Optimal Sketching for Trace Estimation
Abstract
Matrix trace estimation is ubiquitous in machine learning applications and has traditionally relied on a simplistic Hutchinson's method, which requires $O(\log(1/\delta)/\epsilon^2)$ matrix-vector product queries to achieve an $\epsilon$ additive error with failure probability $\delta$. Recently, the Hutch++ algorithm was proposed, which reduces the number of matrix-vector queries from $O(1/\epsilon^2)$ to the optimal $O(1/\epsilon)$ on positive-semidefinite input matrices $A$, achieving a $(1\pm \epsilon)$-multiplicative approximation to the trace of $A$ with constant probability; however, in the high probability setting, the non-adaptive method suffers an extra $O(\sqrt{\log(1/\delta)})$ multiplicative factor in its query complexity.
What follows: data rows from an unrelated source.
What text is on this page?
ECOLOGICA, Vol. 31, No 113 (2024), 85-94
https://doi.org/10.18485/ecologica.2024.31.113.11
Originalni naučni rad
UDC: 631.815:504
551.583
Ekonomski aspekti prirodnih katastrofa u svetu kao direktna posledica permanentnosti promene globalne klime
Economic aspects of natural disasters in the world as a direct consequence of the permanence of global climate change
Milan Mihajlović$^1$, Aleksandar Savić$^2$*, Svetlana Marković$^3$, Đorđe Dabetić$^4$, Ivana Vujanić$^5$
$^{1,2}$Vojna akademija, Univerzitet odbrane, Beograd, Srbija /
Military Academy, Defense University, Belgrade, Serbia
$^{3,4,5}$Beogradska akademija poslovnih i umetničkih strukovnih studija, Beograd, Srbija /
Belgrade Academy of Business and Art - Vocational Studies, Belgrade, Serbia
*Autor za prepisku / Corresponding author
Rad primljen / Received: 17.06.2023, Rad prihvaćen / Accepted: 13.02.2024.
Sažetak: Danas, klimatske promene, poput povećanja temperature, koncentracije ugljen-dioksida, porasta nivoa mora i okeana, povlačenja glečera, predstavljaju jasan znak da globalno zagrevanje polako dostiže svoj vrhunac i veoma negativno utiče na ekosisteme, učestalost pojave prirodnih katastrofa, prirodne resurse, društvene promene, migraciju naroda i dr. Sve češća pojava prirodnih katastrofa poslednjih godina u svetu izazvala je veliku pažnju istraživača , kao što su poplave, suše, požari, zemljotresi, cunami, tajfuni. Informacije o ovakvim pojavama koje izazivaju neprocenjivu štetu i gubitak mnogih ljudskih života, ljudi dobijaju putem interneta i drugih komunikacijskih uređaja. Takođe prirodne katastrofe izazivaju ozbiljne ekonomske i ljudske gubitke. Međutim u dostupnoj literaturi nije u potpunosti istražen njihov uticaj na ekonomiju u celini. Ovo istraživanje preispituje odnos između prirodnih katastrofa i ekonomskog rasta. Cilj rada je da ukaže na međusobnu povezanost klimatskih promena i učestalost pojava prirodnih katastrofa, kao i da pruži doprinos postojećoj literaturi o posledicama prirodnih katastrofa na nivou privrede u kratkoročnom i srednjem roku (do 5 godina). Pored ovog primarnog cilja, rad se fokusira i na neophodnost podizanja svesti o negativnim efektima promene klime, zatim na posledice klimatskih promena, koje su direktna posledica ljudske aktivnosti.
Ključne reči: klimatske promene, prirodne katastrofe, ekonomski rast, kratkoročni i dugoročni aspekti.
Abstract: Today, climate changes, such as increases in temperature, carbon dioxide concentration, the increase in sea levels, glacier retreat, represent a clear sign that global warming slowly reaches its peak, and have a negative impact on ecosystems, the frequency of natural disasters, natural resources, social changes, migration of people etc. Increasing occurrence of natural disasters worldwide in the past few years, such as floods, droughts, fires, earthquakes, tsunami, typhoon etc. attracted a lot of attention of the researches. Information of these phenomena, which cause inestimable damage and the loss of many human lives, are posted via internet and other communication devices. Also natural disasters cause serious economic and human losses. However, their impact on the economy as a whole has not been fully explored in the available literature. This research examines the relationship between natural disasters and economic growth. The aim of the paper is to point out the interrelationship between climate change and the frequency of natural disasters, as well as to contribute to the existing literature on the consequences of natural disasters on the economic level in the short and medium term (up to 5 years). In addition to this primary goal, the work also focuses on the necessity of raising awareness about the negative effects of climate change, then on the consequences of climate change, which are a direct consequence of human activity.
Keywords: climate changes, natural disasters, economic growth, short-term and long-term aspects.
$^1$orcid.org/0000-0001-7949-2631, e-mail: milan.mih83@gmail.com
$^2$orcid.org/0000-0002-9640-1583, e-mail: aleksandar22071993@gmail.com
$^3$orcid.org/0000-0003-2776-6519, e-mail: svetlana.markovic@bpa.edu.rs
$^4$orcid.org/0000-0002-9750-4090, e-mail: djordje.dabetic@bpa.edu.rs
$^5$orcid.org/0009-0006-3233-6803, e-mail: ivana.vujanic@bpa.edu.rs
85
Non-adaptive methods are important, as they correspond to sketching algorithms, which are mergeable, highly parallelizable, and provide low-memory streaming algorithms as well as low-communication distributed protocols. In this work, we close the gap between non-adaptive and adaptive algorithms, showing that even non-adaptive algorithms can achieve $O(\sqrt{\log(1/\delta)}/\epsilon + \log(1/\delta))$ matrix-vector products. In addition, we prove matching lower bounds demonstrating that, up to a $\log \log(1/\delta)$ factor, no further improvement in the dependence on $\delta$ or $\epsilon$ is possible by any non-adaptive algorithm. Finally, our experiments demonstrate the superior performance of our sketch over adaptive methods, which are not parallelizable, as well as over the standard non-adaptive Hutchinson's method.